Dar Es Salaam is a relatively pricy affair if you crave a 4-bedroom house with a sea view and swimming pool (2500-3500$ per month), easy access to the International School and the Yacht Club, organic Muesli, Danish rye bread, Norwegian salmon and French red wine. On the other hand, it depends on your income and expectation, right?!
- What is the best place to live in Dar Es Salaam?
The wazungu who have jobs in the diplomacy and higher end of the international NGO sector tend to cluster in the Peninsula along with the richer part of the Tanzanian population (if you are keen on my opinion in this regard, read it here). The middle-class Tanzanian and mzungu, like me, tend to live in the northern suburbs like Ada or Regent Estate, Mbezi and Mikocheni (and many other places) The inhabitants of Indian/Arabic origin tend to populate Upanga and central Dar Es Salaam. The poorest part of the population live in the far outskirts of town, in crowded settlements where security, access to water, electricity and proper sewage is a daily problem. Personally, if I were to choose my own place, I'd probably consider Upanga or Kigamboni.
- What does it take to get a job in Tanzania?
I really don't know how to answer that. It all depends on you, your experience and education. And if you've got that right, you most certainly wouldn't ask me that question. You'd rephrase it, explain a bit more about yourself etc. I usually answer back to the latter what I did, but that there happens to be thousands ways of doing it.
- Is it safe?
Again depends on your own gut feeling. On where you lived before. On your own limitations. I managed 26 months along and across the Ugandan border to Southern Sudan, which partly explains why Dar Es Salaam to me mainly appears as a picnic, and if anyone complains about the limitations of this place I think they should take the first flight back home. Check my lists on the blog: TRAVEL, WORK AND LIVE IN AFRICA and WHAT'S UP TANZANIA.
- Best place to stay in Zanzibar?
See my list here on the blog: GOOD PLACES TO GO. I add places I've enjoyed staying in.
Finally:
There is no reason for me to google stuff, when you can do it yourself, your connection is most likely better than mine. Besides, get used to the fact that things aren’t obvious. You have to ask and do your own research, and you have to spend hours doing so. Besides, we are different - that's where the relativity again comes into the picture- and what I like, you might not.
My advice is that you turn it into an interest.

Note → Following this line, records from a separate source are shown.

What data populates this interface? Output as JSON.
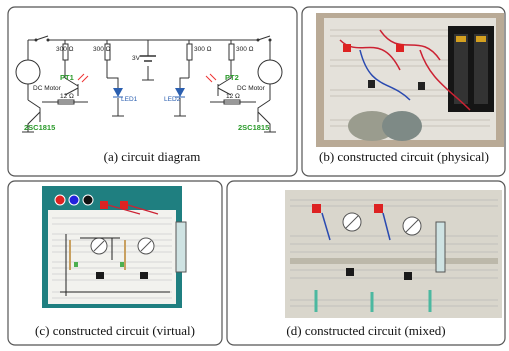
{
  "panels": [
    {
      "caption": "(a)  circuit diagram"
    },
    {
      "caption": "(b) constructed circuit (physical)"
    },
    {
      "caption": "(c) constructed circuit (virtual)"
    },
    {
      "caption": "(d) constructed circuit (mixed)"
    }
  ],
  "circuit": {
    "resistors": [
      "300 Ω",
      "300 Ω",
      "300 Ω",
      "300 Ω",
      "12 Ω",
      "12 Ω"
    ],
    "battery": "3V",
    "motors": [
      "DC Motor",
      "DC Motor"
    ],
    "phototransistors": [
      "PT1",
      "PT2"
    ],
    "leds": [
      "LED1",
      "LED2"
    ],
    "transistors": [
      "2SC1815",
      "2SC1815"
    ]
  }
}
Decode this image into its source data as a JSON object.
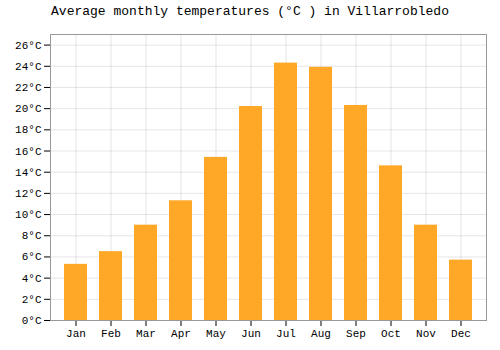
{
  "chart_data": {
    "type": "bar",
    "title": "Average monthly temperatures (°C ) in Villarrobledo",
    "categories": [
      "Jan",
      "Feb",
      "Mar",
      "Apr",
      "May",
      "Jun",
      "Jul",
      "Aug",
      "Sep",
      "Oct",
      "Nov",
      "Dec"
    ],
    "values": [
      5.3,
      6.5,
      9.0,
      11.3,
      15.4,
      20.2,
      24.3,
      23.9,
      20.3,
      14.6,
      9.0,
      5.7
    ],
    "color": "#FFA726",
    "ylim": [
      0,
      27
    ],
    "yticks": [
      {
        "value": 0,
        "label": "0°C"
      },
      {
        "value": 2,
        "label": "2°C"
      },
      {
        "value": 4,
        "label": "4°C"
      },
      {
        "value": 6,
        "label": "6°C"
      },
      {
        "value": 8,
        "label": "8°C"
      },
      {
        "value": 10,
        "label": "10°C"
      },
      {
        "value": 12,
        "label": "12°C"
      },
      {
        "value": 14,
        "label": "14°C"
      },
      {
        "value": 16,
        "label": "16°C"
      },
      {
        "value": 18,
        "label": "18°C"
      },
      {
        "value": 20,
        "label": "20°C"
      },
      {
        "value": 22,
        "label": "22°C"
      },
      {
        "value": 24,
        "label": "24°C"
      },
      {
        "value": 26,
        "label": "26°C"
      }
    ],
    "grid": true
  }
}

It’ll make it much more fun.
The top most stupid question I have ever received was when a Danish tourist called MS Uganda’s Country Office, where I happened to be passing through, and asked:
‘Do you think that the Lord’s Resistance Army would kill someone like me?!’
I answered him politely, as I try to do in most of these cases, though it was a tough one.
Hence, the last advice from me: Always write back and say thanks.